List and describe the major features of the ocean basins and continents

• Earth’s surface is divided into ocean basins and continents.
  • Their elevation difference is a result of differences in their relative density and thickness.
• Ocean basins
  • Average depth is 3.8 km below sea level
  • Composed of approximately 7 km thick basaltic rocks
• Continents
  • Relatively flat plateaus average 0.8 km above sea level
  • Composed of granitic rocks, average 35 km thick

• Drops several kilometers
• Can be very steep disturbments

• Several kilometers underwater
• Giant mountains deep underwater
• Trenches - some of the deepest places
  • Mariana's Trench

Continents

Continents consist of mountain belts, cratons, shields, and stable platforms.

• Mountain belts are the most prominent features of continents.
  • Stable interiors of continents, called cratons
• Shields are expansive, flat regions of deformed crystalline rocks within cratons.
• Stable platforms are the flat portions of cratons covered with a thin veneer of sedimentary rocks.

End of Ch. 1 - Concept Checks

1.1 Geology: The Science of Earth

1. Name and distinguish between the two broad subdivisions of geology.
2. List at least three different geologic hazards.
3. Aside from geologic hazards, describe another important connection between people and geology.

1.2 The Development of Geology

1. Describe Aristotle’s influence on geology.
2. Contrast catastrophism and uniformitarianism. How did each view the age of Earth?
3. How old is Earth?
4. Using the Geological Time Scale, list the eon, era, period, and epoch in which we live.

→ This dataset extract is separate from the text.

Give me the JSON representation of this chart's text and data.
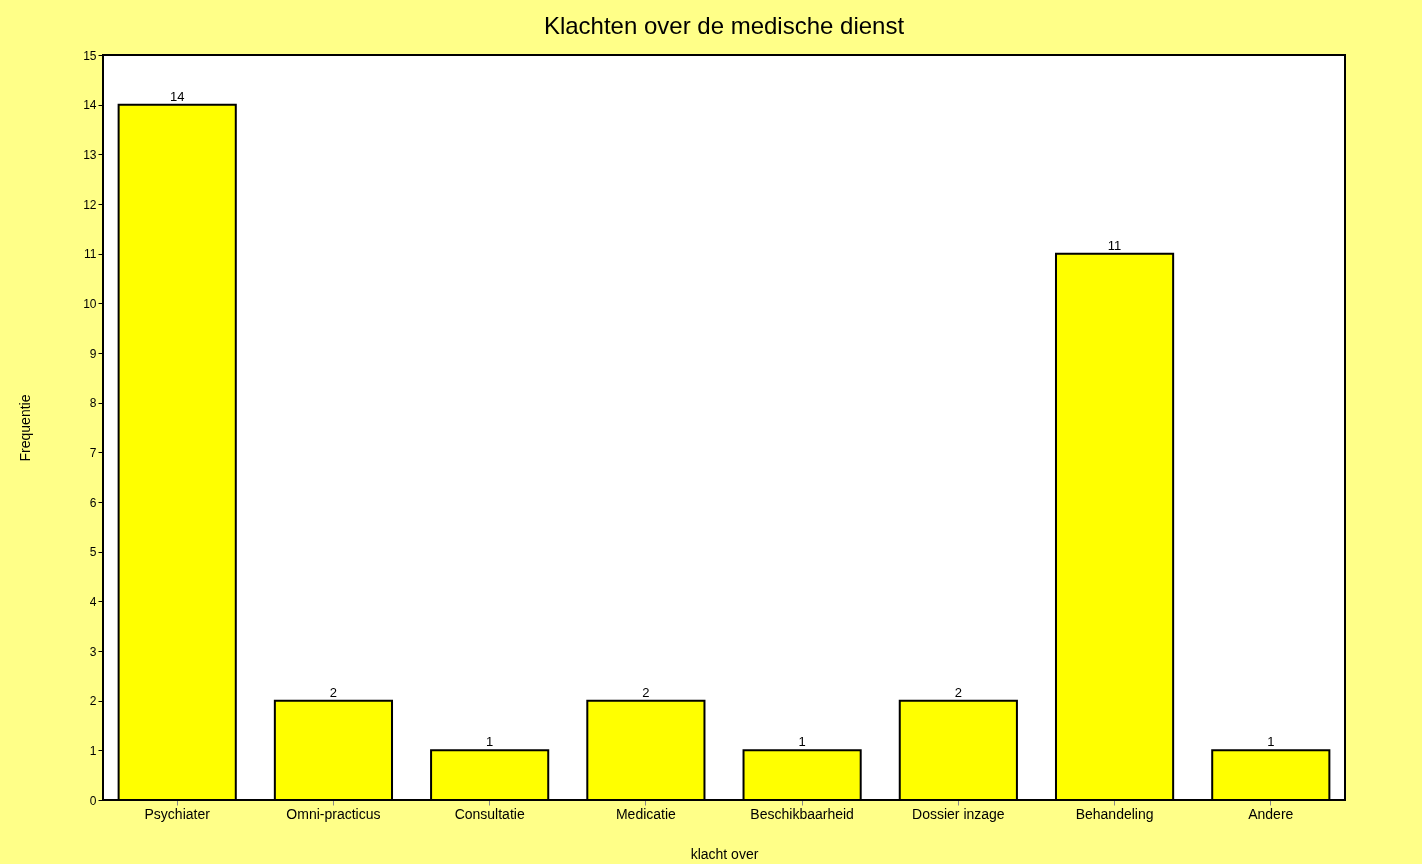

1.3 The Nature of Scientific Inquiry

1. How is a scientific hypothesis different from a scientific theory?
2. Summarize the basic steps followed in many scientific investigations.

1.4 Earth as a System

1. List and briefly contrast the four spheres of the Earth system.
2. How much of Earth’s surface do oceans cover? What percentage of Earth’s water supply do oceans represent?
3. What is a system? List three examples.
4. What are the two sources of energy for the Earth system?

1.5 Origin and Early Evolution of Earth

1. Name and briefly outline the theory that describes the formation of our solar system and then describe the steps in the formation of Earth’s layered structure.
2. List the inner planets and outer planets. Describe basic differences in size and composition.
3. Explain why density and buoyancy were important in the development of Earth’s layered structure

1.6 Earth's Internal Structure

1. Name and describe the three major layers defined by their chemical composition.
2. Contrast the characteristics of the lithosphere and the asthenosphere.
3. Why is the inner core solid?

1.7 Rocks and the Rock Cycle

1. List two rock characteristics that are used to determine the processes that created a rock.
2. Sketch and label a basic rock cycle. Make sure to include alternate paths.

1.8 The Face of Earth

1. Contrast ocean basins and continents.
2. Name the three major regions of the ocean floor. What are some features associated with each?
3. Describe the general distribution of Earth’s youngest mountains.
4. What is the difference between shields and stable platforms?